End-to-end production system for ranking horizontal-resistance breakout setups on Indian equities (NSE main board). Combines a rule-based primary detector, a calibrated LightGBM meta-model, sector + theme rotation context, and a parallel pre-breakout scanner. Runs daily via launchd.
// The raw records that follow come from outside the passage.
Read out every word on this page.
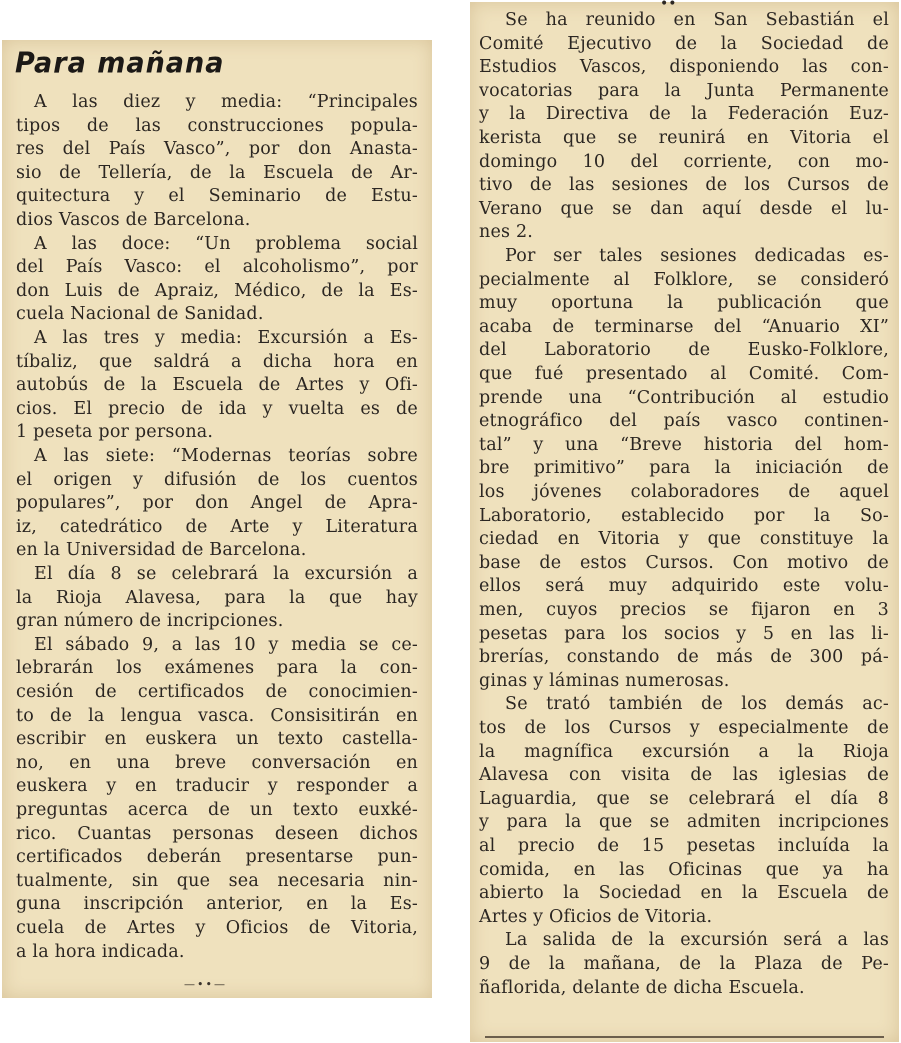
Para mañana
A las diez y media: “Principales
tipos de las construcciones popula-
res del País Vasco”, por don Anasta-
sio de Tellería, de la Escuela de Ar-
quitectura y el Seminario de Estu-
dios Vascos de Barcelona.
A las doce: “Un problema social
del País Vasco: el alcoholismo”, por
don Luis de Apraiz, Médico, de la Es-
cuela Nacional de Sanidad.
A las tres y media: Excursión a Es-
tíbaliz, que saldrá a dicha hora en
autobús de la Escuela de Artes y Ofi-
cios. El precio de ida y vuelta es de
1 peseta por persona.
A las siete: “Modernas teorías sobre
el origen y difusión de los cuentos
populares”, por don Angel de Apra-
iz, catedrático de Arte y Literatura
en la Universidad de Barcelona.
El día 8 se celebrará la excursión a
la Rioja Alavesa, para la que hay
gran número de incripciones.
El sábado 9, a las 10 y media se ce-
lebrarán los exámenes para la con-
cesión de certificados de conocimien-
to de la lengua vasca. Consisitirán en
escribir en euskera un texto castella-
no, en una breve conversación en
euskera y en traducir y responder a
preguntas acerca de un texto euxké-
rico. Cuantas personas deseen dichos
certificados deberán presentarse pun-
tualmente, sin que sea necesaria nin-
guna inscripción anterior, en la Es-
cuela de Artes y Oficios de Vitoria,
a la hora indicada.
—••—
••
Se ha reunido en San Sebastián el
Comité Ejecutivo de la Sociedad de
Estudios Vascos, disponiendo las con-
vocatorias para la Junta Permanente
y la Directiva de la Federación Euz-
kerista que se reunirá en Vitoria el
domingo 10 del corriente, con mo-
tivo de las sesiones de los Cursos de
Verano que se dan aquí desde el lu-
nes 2.
Por ser tales sesiones dedicadas es-
pecialmente al Folklore, se consideró
muy oportuna la publicación que
acaba de terminarse del “Anuario XI”
del Laboratorio de Eusko-Folklore,
que fué presentado al Comité. Com-
prende una “Contribución al estudio
etnográfico del país vasco continen-
tal” y una “Breve historia del hom-
bre primitivo” para la iniciación de
los jóvenes colaboradores de aquel
Laboratorio, establecido por la So-
ciedad en Vitoria y que constituye la
base de estos Cursos. Con motivo de
ellos será muy adquirido este volu-
men, cuyos precios se fijaron en 3
pesetas para los socios y 5 en las li-
brerías, constando de más de 300 pá-
ginas y láminas numerosas.
Se trató también de los demás ac-
tos de los Cursos y especialmente de
la magnífica excursión a la Rioja
Alavesa con visita de las iglesias de
Laguardia, que se celebrará el día 8
y para la que se admiten incripciones
al precio de 15 pesetas incluída la
comida, en las Oficinas que ya ha
abierto la Sociedad en la Escuela de
Artes y Oficios de Vitoria.
La salida de la excursión será a las
9 de la mañana, de la Plaza de Pe-
ñaflorida, delante de dicha Escuela.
┌──────────────────────────────────────┐
│ DATA LAYER (data/) │
│ • OHLCV cache (Angel One) │
│ • Benchmark ^NSEI │
│ • Fundamentals + sector mapping │
│ • Sector / theme equal-weight idx │
└─────────────────┬────────────────────┘
│
┌─────────────────────────┴──────────────────────────┐
▼ ▼
┌─────────────────────┐ ┌──────────────────────┐
│ ML PIPELINE │ │ LEGACY SCANNER │
│ scripts/01..07 │ │ legacy_scanner/ │
│ │ │ │
│ Setup detector → │ │ Pre-breakout v3.5: │
│ ~110 features → │ │ hard gates → │
│ LightGBM + │ │ pattern detectors → │
│ isotonic + │ │ HC / WL classifier │
│ stacker + regime │ │ │
│ + R-multiple head │ └──────────────────────┘
└────────┬────────────┘
│
▼
┌─────────────────────────────────────────────────────────────┐
│ DAILY SCAN (scripts/05_daily_scan.py) │
│ for each symbol: │
│ OHLCV tail-update → setup → features → predict P(win) │
│ filter @ watchlist / trigger thresholds → risk plan │
│ CHAIN → 08_sector_rotation.py │
│ ├─ GICS sector rotation │
│ ├─ Custom theme rotation │
│ └─ MLRotation_<date>.xlsx (combined workbook) │
└─────────────────────────────────────────────────────────────┘
│
▼
Output/ scan_*.csv, triggers_*.csv,
sector_rotation_*.csv, theme_rotation_*.csv,
watchlist_in_leaders_*.csv,
watchlist_in_theme_leaders_*.csv,
MLRotation_<date>_<time>.xlsx
The two systems (ML pipeline + legacy_scanner) are independent. The ML pipeline is the canonical daily output; the legacy scanner is a complementary, rule-only pre-breakout audit that does not depend on a trained model.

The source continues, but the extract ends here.